My Superhero Voice Actor Origin Story

People have asked me how I got into voiceover work. Well, you can blame my parents. That’s what all children do, right? In my case, it’s totally justified. They met at American University in Washington, D.C., where they were both theatre majors with a radio minor. If I’d ever come home from school and told them I wanted to be a doctor or lawyer, they would have thought I was crazy!
Both my parents were always on stage. They were in commercials, and eventually my Dad went into advertising and became an ace jingle writer. It gave me an overview of the business and he got me and my sister started by casting us in some of his commercials.
I still have vivid memories of one of my earliest experiences, doing a Shakey’s Pizza commercial my father directed. This was well before the on-set “spit bucket” actors typically use for commercials today, so I spent the day devouring every last bite because that’s what it meant to be a professional kid actor in the year of our Lord none of your goddamn business. By the way, I had a gluten allergy. That’s right, I was gluten-intolerant before it was cool. I was nauseous. I was also hooked. I went on to do plays and more commercials. (To my parents’ credit, they weren’t pushy stage parents. It’s the truth but also they may read this so let the record show…)

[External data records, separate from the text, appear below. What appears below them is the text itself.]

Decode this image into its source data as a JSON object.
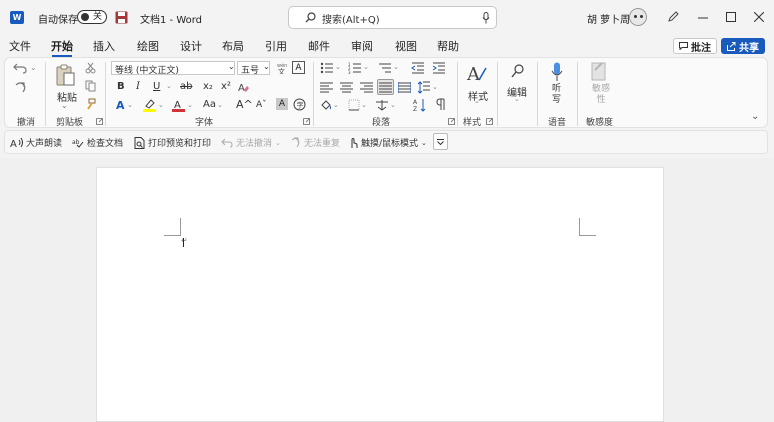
{
  "titlebar": {
    "autosave_label": "自动保存",
    "autosave_state": "关",
    "doc_title": "文档1  -  Word",
    "search_placeholder": "搜索(Alt+Q)",
    "user_name": "胡 萝卜周"
  },
  "tabs": [
    {
      "label": "文件"
    },
    {
      "label": "开始"
    },
    {
      "label": "插入"
    },
    {
      "label": "绘图"
    },
    {
      "label": "设计"
    },
    {
      "label": "布局"
    },
    {
      "label": "引用"
    },
    {
      "label": "邮件"
    },
    {
      "label": "审阅"
    },
    {
      "label": "视图"
    },
    {
      "label": "帮助"
    }
  ],
  "active_tab": "开始",
  "actions": {
    "comments_label": "批注",
    "share_label": "共享"
  },
  "ribbon": {
    "undo_group_label": "撤消",
    "clipboard": {
      "paste_label": "粘贴",
      "group_label": "剪贴板"
    },
    "font": {
      "font_name": "等线 (中文正文)",
      "font_size": "五号",
      "bold": "B",
      "italic": "I",
      "underline": "U",
      "strike": "ab",
      "subscript": "x₂",
      "superscript": "x²",
      "change_case": "Aa",
      "grow": "A^",
      "shrink": "Aˇ",
      "char_shade": "A",
      "group_label": "字体"
    },
    "paragraph": {
      "group_label": "段落"
    },
    "styles": {
      "label": "样式",
      "group_label": "样式"
    },
    "editing": {
      "label": "编辑"
    },
    "voice": {
      "dictate_label": "听写",
      "group_label": "语音"
    },
    "sensitivity": {
      "label": "敏感性",
      "group_label": "敏感度"
    }
  },
  "quick_access": {
    "read_aloud": "大声朗读",
    "check_doc": "检查文档",
    "print_preview": "打印预览和打印",
    "undo_disabled": "无法撤消",
    "redo_disabled": "无法重复",
    "touch_mode": "触摸/鼠标模式"
  },
  "colors": {
    "accent": "#185abd",
    "word_blue": "#185abd",
    "highlight": "#ffff00",
    "font_color": "#d13438",
    "save_icon": "#a4373a"
  }
}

I kept at it, studying acting at NYU, fully intending to become a Serious Actress in the Thea-tah. Around the time I graduated, I was dating a guy whose mother was a voiceover coach. (Shoutout to Alice Whitfield!) She helped me land one of my first gigs, doing the voice of Lifetime TV, “television for women” as you possibly heard me say in countless promos at the time. (Television that also helped me pay my rent in New York City, thank you very much.)
It was my big break and it opened the a door for me. At the time, I thought voiceover would be some side thing that would keep me afloat until I was big on Broadway. Little did I know at the time (I believe this was circa still none of your business), but voiceover work would become not only a professional mainstay but also a fabulous creative outlet. More classes and more training followed to ensure that my early break wouldn’t be become a one-off fluke. Now I’m so grateful for the direction that early success has steered me.  Millions of people who may not recognize me by sight have come to recognize my voice in some of their favorite movies and TV shows.
And when I visit them, my parents know I’ll only have gluten free pizza.